On the Finnish specimen. The consultation referenced in §V is a real consultation submission filed in May 2026 on the Finnish national consultation portal (lausuntopalvelu.fi) against project VN/12191/2026 / STM035:00/2026, a draft bill amending statutes on partial old-age pension treatment under a new general-support benefit. Consultation period runs 18.5.–7.6.2026. The portal provides structured submission fields and automatic publication of statements; in this consultation, the instructions also refer ministries using the government case-management system to enter their statements on the corresponding internal matter. Finnish bill-drafting practice typically includes a consultation-response summary section in the preparatory memo (the government bill, hallituksen esitys); in this draft, the corresponding section is explicitly reserved to be completed after the consultation. There is no judicialised reasoned-response duty equivalent to State Farm; integration runs through internal preparatory and parliamentary oversight. The OM/Sitra side of the paired anatomy is also drawn from the author’s own field practice. The comparison is not a controlled experiment; sender, craft, analytic competence, and broad problem class are similar enough that routing becomes the most plausible binding difference. Outcome of the consultation submission is pending as of the date of this essay.

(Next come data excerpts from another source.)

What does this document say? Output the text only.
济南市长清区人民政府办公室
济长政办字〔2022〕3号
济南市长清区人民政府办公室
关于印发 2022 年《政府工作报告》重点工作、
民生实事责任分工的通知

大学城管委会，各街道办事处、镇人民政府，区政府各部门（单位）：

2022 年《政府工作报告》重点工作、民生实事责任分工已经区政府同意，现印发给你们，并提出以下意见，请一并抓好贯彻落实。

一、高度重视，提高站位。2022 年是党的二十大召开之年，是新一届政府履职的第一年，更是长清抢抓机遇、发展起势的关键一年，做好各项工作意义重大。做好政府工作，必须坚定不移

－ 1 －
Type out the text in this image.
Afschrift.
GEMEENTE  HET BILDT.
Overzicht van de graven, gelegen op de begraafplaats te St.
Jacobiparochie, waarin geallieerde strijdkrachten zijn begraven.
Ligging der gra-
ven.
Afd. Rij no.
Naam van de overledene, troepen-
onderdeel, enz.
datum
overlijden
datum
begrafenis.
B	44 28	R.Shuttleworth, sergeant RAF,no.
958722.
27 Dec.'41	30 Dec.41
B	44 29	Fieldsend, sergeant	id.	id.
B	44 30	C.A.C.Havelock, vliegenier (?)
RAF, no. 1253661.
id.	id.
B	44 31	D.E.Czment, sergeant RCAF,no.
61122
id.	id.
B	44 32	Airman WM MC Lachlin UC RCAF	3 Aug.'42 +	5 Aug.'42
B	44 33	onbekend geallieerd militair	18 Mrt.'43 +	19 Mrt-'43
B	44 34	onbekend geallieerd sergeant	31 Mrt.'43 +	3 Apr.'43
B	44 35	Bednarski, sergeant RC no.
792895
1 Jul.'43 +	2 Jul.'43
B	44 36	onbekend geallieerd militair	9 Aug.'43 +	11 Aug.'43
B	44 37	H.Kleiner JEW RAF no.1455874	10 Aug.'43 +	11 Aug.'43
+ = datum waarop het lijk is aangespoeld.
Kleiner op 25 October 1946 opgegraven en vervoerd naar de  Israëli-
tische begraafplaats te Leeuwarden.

Status of the partition. The seven-field, two-layer structure is a working compression. The underlying phenomenon is mature in the boundary-object, file-anthropology, and administrative-law literatures; what is new is the sender-side test that extracts the receiver-side doctrine into something an outsider can preflight. The fields are not orthogonal in all cases — vehicle and endpoint co-vary; jurisdiction and native form often resolve together — but they are independently testable and the test is cheap. A better compression that did the same work would be welcome.